Ora strappiamo da 1984 e da Il mondo nuovo il loro nocciolo, teniamolo ben stretto e facciamo un passo dentro al reale: nella società in cui viviamo i due impulsi (dominio e amore) sono in conflitto? Ritorno ancora una volta a Bertrand Russell e al suo La visione scientifica del mondo il quale, per certi aspetti, anticipa le tesi di Huxley e Orwell e tutta la letteratura utopistica dello scorso secolo: “Noi – scrive Russell aprendo finalmente l’ultima porta del nostro cammino – possiamo cercare di conoscere un oggetto, perché amiamo l’oggetto, o perché desideriamo di poterlo dominare. Il primo impulso porta a quella specie di sapere che si dice contemplativo, l’altro a quella specie che si dice pratico. Nello sviluppo della scienza l’impulso del potere è prevalso sempre più sull’impulso dell’amore”.
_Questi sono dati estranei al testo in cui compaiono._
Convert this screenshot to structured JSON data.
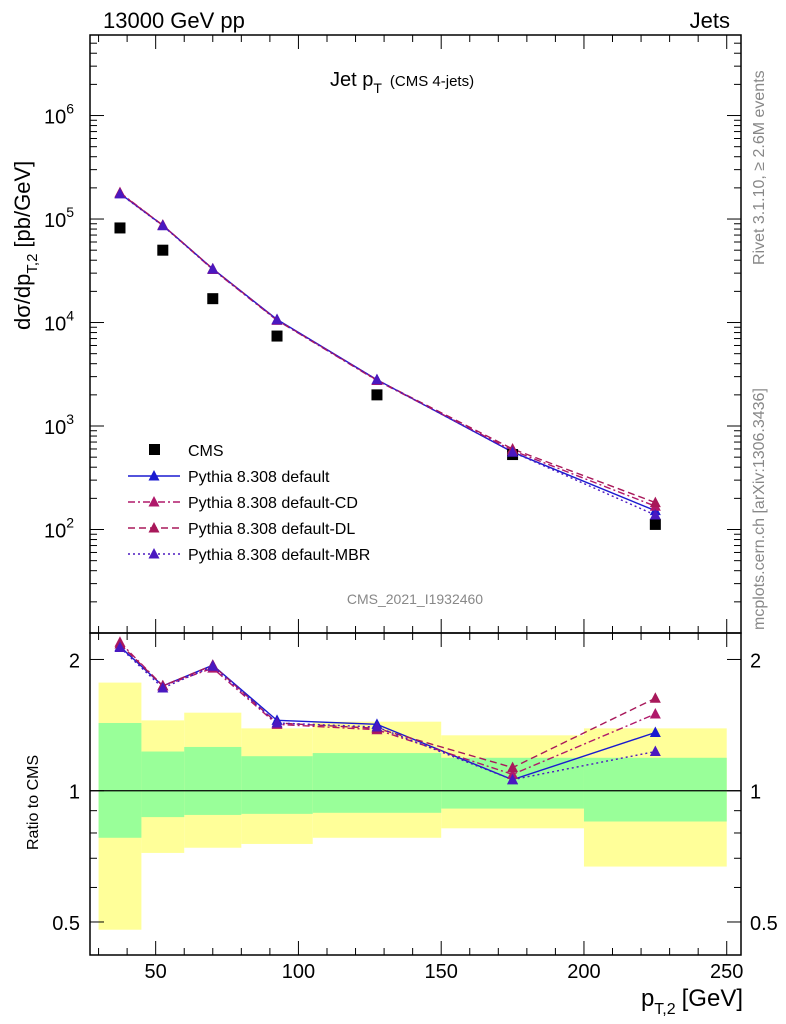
{
  "header": {
    "left": "13000 GeV pp",
    "right": "Jets"
  },
  "side_labels": {
    "top": "Rivet 3.1.10, ≥ 2.6M events",
    "bottom": "mcplots.cern.ch [arXiv:1306.3436]"
  },
  "chart_data": [
    {
      "type": "scatter",
      "title_main": "Jet p",
      "title_sub": "T",
      "title_extra": "(CMS 4-jets)",
      "ylabel_main": "dσ/dp",
      "ylabel_sub": "T,2",
      "ylabel_unit": "[pb/GeV]",
      "yscale": "log",
      "ylim": [
        10,
        6000000
      ],
      "xlim": [
        27,
        255
      ],
      "ytick_labels": [
        "10",
        "10",
        "10",
        "10",
        "10"
      ],
      "ytick_exponents": [
        "2",
        "3",
        "4",
        "5",
        "6"
      ],
      "ytick_values": [
        100,
        1000,
        10000,
        100000,
        1000000
      ],
      "watermark": "CMS_2021_I1932460",
      "legend_position": "bottom-left",
      "x": [
        37.5,
        52.5,
        70,
        92.5,
        127.5,
        175,
        225
      ],
      "series": [
        {
          "name": "CMS",
          "color": "#000000",
          "marker": "square",
          "line": "none",
          "values": [
            82000,
            50000,
            17000,
            7400,
            2000,
            530,
            112
          ]
        },
        {
          "name": "Pythia 8.308 default",
          "color": "#1a1ad0",
          "marker": "triangle",
          "line": "solid",
          "values": [
            176000,
            87000,
            33000,
            10700,
            2800,
            560,
            152
          ]
        },
        {
          "name": "Pythia 8.308 default-CD",
          "color": "#b0186a",
          "marker": "triangle",
          "line": "dashdot",
          "values": [
            180000,
            87000,
            32500,
            10500,
            2750,
            580,
            168
          ]
        },
        {
          "name": "Pythia 8.308 default-DL",
          "color": "#a8185a",
          "marker": "triangle",
          "line": "dashed",
          "values": [
            178000,
            87000,
            33000,
            10600,
            2780,
            600,
            182
          ]
        },
        {
          "name": "Pythia 8.308 default-MBR",
          "color": "#4a18c0",
          "marker": "triangle",
          "line": "dotted",
          "values": [
            175000,
            86000,
            32800,
            10600,
            2800,
            560,
            138
          ]
        }
      ]
    },
    {
      "type": "line",
      "ylabel": "Ratio to CMS",
      "yscale": "log",
      "ylim": [
        0.42,
        2.3
      ],
      "xlabel_main": "p",
      "xlabel_sub": "T,2",
      "xlabel_unit": "[GeV]",
      "xlim": [
        27,
        255
      ],
      "xticks": [
        50,
        100,
        150,
        200,
        250
      ],
      "ytick_labels": [
        "2",
        "1",
        "0.5"
      ],
      "ytick_values": [
        2,
        1,
        0.5
      ],
      "bins": [
        [
          30,
          45
        ],
        [
          45,
          60
        ],
        [
          60,
          80
        ],
        [
          80,
          105
        ],
        [
          105,
          150
        ],
        [
          150,
          200
        ],
        [
          200,
          250
        ]
      ],
      "band_inner": [
        [
          0.78,
          1.43
        ],
        [
          0.87,
          1.23
        ],
        [
          0.88,
          1.26
        ],
        [
          0.885,
          1.2
        ],
        [
          0.89,
          1.22
        ],
        [
          0.91,
          1.19
        ],
        [
          0.85,
          1.19
        ]
      ],
      "band_outer": [
        [
          0.48,
          1.77
        ],
        [
          0.72,
          1.45
        ],
        [
          0.74,
          1.51
        ],
        [
          0.755,
          1.39
        ],
        [
          0.78,
          1.44
        ],
        [
          0.82,
          1.34
        ],
        [
          0.67,
          1.39
        ]
      ],
      "x": [
        37.5,
        52.5,
        70,
        92.5,
        127.5,
        175,
        225
      ],
      "series": [
        {
          "name": "Pythia 8.308 default",
          "color": "#1a1ad0",
          "line": "solid",
          "values": [
            2.14,
            1.74,
            1.94,
            1.45,
            1.42,
            1.06,
            1.36
          ]
        },
        {
          "name": "Pythia 8.308 default-CD",
          "color": "#b0186a",
          "line": "dashdot",
          "values": [
            2.19,
            1.74,
            1.91,
            1.42,
            1.38,
            1.09,
            1.5
          ]
        },
        {
          "name": "Pythia 8.308 default-DL",
          "color": "#a8185a",
          "line": "dashed",
          "values": [
            2.17,
            1.74,
            1.94,
            1.43,
            1.39,
            1.13,
            1.63
          ]
        },
        {
          "name": "Pythia 8.308 default-MBR",
          "color": "#4a18c0",
          "line": "dotted",
          "values": [
            2.13,
            1.72,
            1.93,
            1.43,
            1.4,
            1.06,
            1.23
          ]
        }
      ]
    }
  ]
}
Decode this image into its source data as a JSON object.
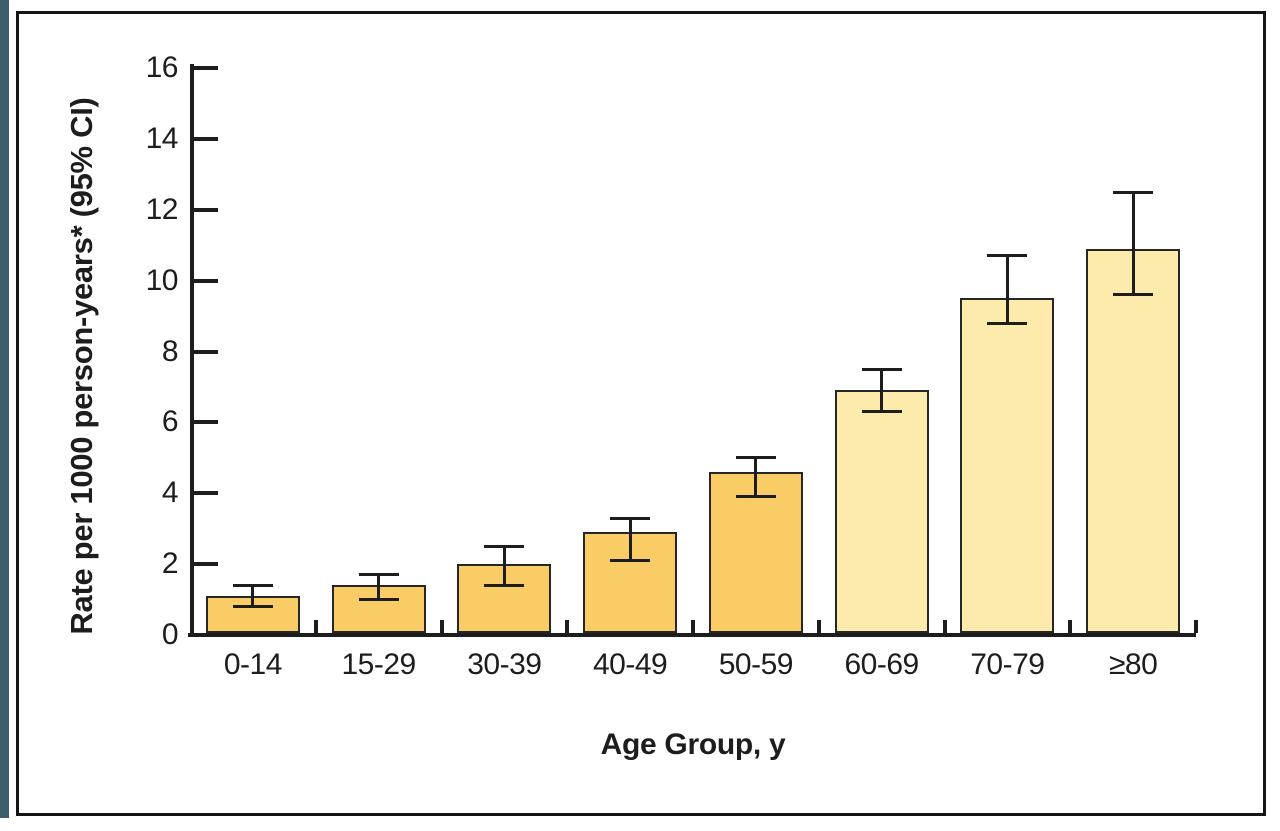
{
  "figure": {
    "background": "#ffffff",
    "accent_stripe_color": "#3E5E6E",
    "frame_border_color": "#151515"
  },
  "chart_data": {
    "type": "bar",
    "title": "",
    "xlabel": "Age Group, y",
    "ylabel": "Rate per 1000 person-years* (95% CI)",
    "categories": [
      "0-14",
      "15-29",
      "30-39",
      "40-49",
      "50-59",
      "60-69",
      "70-79",
      "≥80"
    ],
    "values": [
      1.1,
      1.4,
      2.0,
      2.9,
      4.6,
      6.9,
      9.5,
      10.9
    ],
    "error_bars": true,
    "ci_low": [
      0.8,
      1.0,
      1.4,
      2.1,
      3.9,
      6.3,
      8.8,
      9.6
    ],
    "ci_high": [
      1.4,
      1.7,
      2.5,
      3.3,
      5.0,
      7.5,
      10.7,
      12.5
    ],
    "bar_shades": [
      "dark",
      "dark",
      "dark",
      "dark",
      "dark",
      "light",
      "light",
      "light"
    ],
    "ylim": [
      0,
      16
    ],
    "ytick_step": 2,
    "yticks": [
      0,
      2,
      4,
      6,
      8,
      10,
      12,
      14,
      16
    ],
    "grid": false,
    "legend": null,
    "ticks_direction": "in",
    "colors": {
      "bar_dark": "#FACC66",
      "bar_light": "#FCEBAB",
      "bar_border": "#262626",
      "axis": "#1d1d1d",
      "text": "#1d1d1d"
    }
  }
}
Con queste parole Russell descrive la società contemporanea, che definisce “società della scienza”. Una società in cui la tecnica scientifica, in estrema sintesi, detta la strada e dirige il traffico. Egli non si abbandona a deprecare la scienza come molti altri, semmai denuncia un suo allontanamento dall’armonia con la vita, pensiamo alla creazione e all’utilizzo della bomba atomica o alla devastazione di alcune parti del Pianeta a discapito del produttivismo e del consumismo. Russell afferma che il sapere scientifico non è mai un male, è l’ignoranza a essere cattiva: “La fonte di questi pericoli non è il sapere – scrive -. Piuttosto la fonte di questi pericoli può essere una crescita non equilibrata tra sapienza e saggezza”. La saggezza, in estrema sintesi, deve muovere gli ingranaggi della scienza: la saggezza è l’armonia della scienza nello sviluppo della vita.
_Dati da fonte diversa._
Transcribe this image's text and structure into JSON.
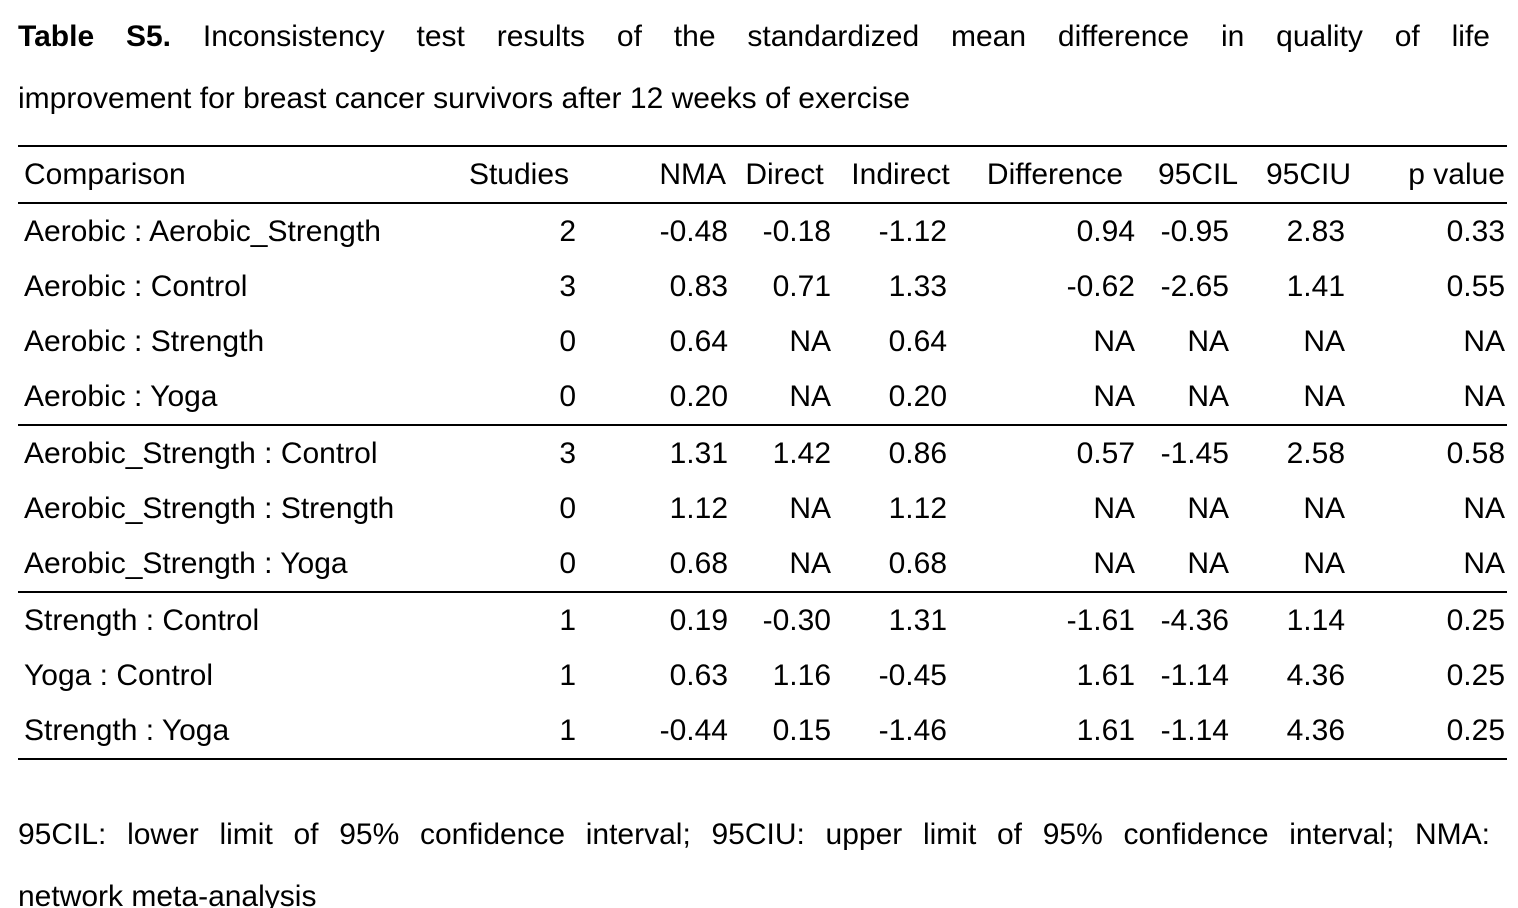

Russell ci avverte che se nella “società della scienza”, in cui Huxley e Orwell hanno scritto i loro due romanzi avvertendo quel latente malessere del dominio, la tecnica scientifica (come metodo di approccio umano al mondo) governasse senza alcun impedimento attraverso il suo freddo calcolo senza saggezza o lontano dall’armonia della vita, l’impulso della scienza sarebbe quello del dominio: il potere che genera se stesso. Se al contrario nella “società della scienza” la scienza equivale alla ricerca del sapere (come lo è stato per Newton, Galilei, Einstein, Maxwell e tanti altri), l’impulso diventa quello dell’amore per la verità. Le due cose, ancora una volta, le percepiamo antitetiche.

Concludendo, Huxley e Orwell scrivono sotto forma di romanzo ciò che Russell denuncia col suo saggio La visione scientifica del mondo: “Il tema de Il mondo nuovo non è il progresso della scienza in quanto tale, ma è il progresso della scienza che colpisce gli individui”, scrive infatti l’autore de Il mondo nuovo nella prefazione all’edizione del 1946.
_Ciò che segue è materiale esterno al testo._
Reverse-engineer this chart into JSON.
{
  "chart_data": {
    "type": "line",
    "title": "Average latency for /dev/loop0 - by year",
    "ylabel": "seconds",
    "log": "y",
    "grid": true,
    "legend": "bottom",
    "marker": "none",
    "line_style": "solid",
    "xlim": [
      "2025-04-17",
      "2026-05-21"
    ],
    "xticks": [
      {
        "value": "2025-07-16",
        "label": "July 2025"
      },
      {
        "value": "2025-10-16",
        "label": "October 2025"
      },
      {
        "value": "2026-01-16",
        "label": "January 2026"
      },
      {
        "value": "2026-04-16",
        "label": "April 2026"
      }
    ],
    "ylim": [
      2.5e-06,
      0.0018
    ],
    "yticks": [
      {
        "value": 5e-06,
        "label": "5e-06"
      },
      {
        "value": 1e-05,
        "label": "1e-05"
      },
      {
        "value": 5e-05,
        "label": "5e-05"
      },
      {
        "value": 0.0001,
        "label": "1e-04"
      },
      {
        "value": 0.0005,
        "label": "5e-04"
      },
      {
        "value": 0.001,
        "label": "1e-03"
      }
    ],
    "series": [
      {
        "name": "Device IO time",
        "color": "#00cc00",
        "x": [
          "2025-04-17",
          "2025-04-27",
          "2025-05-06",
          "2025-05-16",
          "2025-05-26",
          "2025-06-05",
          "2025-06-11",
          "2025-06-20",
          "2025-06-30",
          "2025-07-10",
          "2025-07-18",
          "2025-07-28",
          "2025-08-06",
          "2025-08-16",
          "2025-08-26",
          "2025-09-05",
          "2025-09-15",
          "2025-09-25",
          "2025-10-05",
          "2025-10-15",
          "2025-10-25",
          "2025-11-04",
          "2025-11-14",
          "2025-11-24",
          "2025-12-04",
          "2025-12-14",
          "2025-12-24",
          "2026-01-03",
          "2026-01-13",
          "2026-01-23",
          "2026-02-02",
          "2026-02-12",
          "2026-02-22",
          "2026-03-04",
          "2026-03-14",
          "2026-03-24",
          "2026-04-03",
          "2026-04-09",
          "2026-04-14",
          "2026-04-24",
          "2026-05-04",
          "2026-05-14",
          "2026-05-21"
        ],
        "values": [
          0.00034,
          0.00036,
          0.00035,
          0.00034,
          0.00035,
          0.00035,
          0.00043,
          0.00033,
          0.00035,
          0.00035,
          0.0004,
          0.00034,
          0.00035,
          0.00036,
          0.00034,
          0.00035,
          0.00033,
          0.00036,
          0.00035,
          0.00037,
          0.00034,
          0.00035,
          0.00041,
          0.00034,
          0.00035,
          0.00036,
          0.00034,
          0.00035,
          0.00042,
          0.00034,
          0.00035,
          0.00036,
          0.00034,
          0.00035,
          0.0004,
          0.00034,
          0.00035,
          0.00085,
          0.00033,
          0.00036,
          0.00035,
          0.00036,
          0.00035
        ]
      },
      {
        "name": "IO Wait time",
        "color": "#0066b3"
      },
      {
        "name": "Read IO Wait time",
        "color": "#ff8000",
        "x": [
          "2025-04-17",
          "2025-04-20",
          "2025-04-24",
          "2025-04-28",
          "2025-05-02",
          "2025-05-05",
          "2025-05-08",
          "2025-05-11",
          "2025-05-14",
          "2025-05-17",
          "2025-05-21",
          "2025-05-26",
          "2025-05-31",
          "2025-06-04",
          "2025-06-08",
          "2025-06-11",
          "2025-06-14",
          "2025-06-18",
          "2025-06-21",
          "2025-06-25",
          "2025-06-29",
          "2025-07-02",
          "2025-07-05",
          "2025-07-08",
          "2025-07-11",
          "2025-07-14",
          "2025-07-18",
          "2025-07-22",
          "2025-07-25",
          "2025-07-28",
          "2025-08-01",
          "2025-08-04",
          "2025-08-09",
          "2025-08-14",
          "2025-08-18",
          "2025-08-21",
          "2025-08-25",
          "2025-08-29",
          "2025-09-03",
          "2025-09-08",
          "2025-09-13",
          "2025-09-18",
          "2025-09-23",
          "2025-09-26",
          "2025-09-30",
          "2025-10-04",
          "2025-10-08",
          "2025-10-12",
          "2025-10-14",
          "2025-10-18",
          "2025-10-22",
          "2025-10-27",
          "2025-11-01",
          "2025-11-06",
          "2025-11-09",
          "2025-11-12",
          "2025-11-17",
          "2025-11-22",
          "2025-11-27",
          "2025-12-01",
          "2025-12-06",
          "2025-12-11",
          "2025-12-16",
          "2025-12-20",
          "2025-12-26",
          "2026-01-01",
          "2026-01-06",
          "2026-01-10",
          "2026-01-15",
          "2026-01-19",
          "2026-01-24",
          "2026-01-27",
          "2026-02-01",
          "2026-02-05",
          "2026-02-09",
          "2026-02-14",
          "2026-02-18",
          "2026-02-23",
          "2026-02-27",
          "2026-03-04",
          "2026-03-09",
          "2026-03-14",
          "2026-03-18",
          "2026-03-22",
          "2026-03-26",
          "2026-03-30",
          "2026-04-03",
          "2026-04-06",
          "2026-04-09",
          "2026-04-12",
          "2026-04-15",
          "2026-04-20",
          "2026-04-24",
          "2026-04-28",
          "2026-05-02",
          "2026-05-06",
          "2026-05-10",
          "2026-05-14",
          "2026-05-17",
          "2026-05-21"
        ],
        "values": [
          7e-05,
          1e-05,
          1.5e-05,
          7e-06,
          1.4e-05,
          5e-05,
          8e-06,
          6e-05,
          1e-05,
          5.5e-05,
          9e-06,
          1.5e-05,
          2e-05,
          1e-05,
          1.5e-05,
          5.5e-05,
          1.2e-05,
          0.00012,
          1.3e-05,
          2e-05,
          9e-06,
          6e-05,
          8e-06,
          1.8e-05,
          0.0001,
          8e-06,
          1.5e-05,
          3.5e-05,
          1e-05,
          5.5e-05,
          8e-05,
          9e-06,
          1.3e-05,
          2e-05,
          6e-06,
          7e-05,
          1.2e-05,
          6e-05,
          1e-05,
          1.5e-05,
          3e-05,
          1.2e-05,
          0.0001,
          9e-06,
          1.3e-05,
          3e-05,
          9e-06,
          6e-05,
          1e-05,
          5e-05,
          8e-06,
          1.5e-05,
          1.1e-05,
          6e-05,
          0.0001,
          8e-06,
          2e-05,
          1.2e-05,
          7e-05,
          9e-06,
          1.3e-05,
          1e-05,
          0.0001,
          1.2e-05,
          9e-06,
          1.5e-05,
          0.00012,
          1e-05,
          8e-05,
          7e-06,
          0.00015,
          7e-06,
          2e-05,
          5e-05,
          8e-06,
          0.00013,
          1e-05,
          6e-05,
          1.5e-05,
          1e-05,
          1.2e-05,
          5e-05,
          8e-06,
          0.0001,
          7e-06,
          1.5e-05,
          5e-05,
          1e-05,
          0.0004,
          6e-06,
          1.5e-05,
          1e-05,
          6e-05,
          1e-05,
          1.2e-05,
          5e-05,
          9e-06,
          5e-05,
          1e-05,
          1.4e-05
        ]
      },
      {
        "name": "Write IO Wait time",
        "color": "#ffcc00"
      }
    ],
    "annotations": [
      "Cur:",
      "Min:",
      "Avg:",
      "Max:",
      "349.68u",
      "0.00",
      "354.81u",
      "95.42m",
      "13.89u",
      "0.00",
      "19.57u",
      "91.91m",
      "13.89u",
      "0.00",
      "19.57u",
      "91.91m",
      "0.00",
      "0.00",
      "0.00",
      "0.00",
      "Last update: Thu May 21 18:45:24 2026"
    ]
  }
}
Nella “società della scienza” può esservi il dominio che genera dominio oppure l’amore che genera amore. Il primo è l’impulso del potere fine a se stesso, il secondo è l’impulso che ci porta al di là di noi, ci eleva e ci conduce verso la cosa amata in una tensione che porta con sé anche la sofferenza (ma la sofferenza, in fondo, è vita). Queste sono le due vie che in grande sintesi George Orwell, prima di lui Huxley, e prima di loro Russell, ci pongono dinanzi. Se la loro tesi è corretta, se nella genesi del mondo attuale la lotta tra il dominio e l’amore è latente ma esistente, ognuno di noi può fare molto per sé, facendo molto per sé pianta un seme per l’umanità.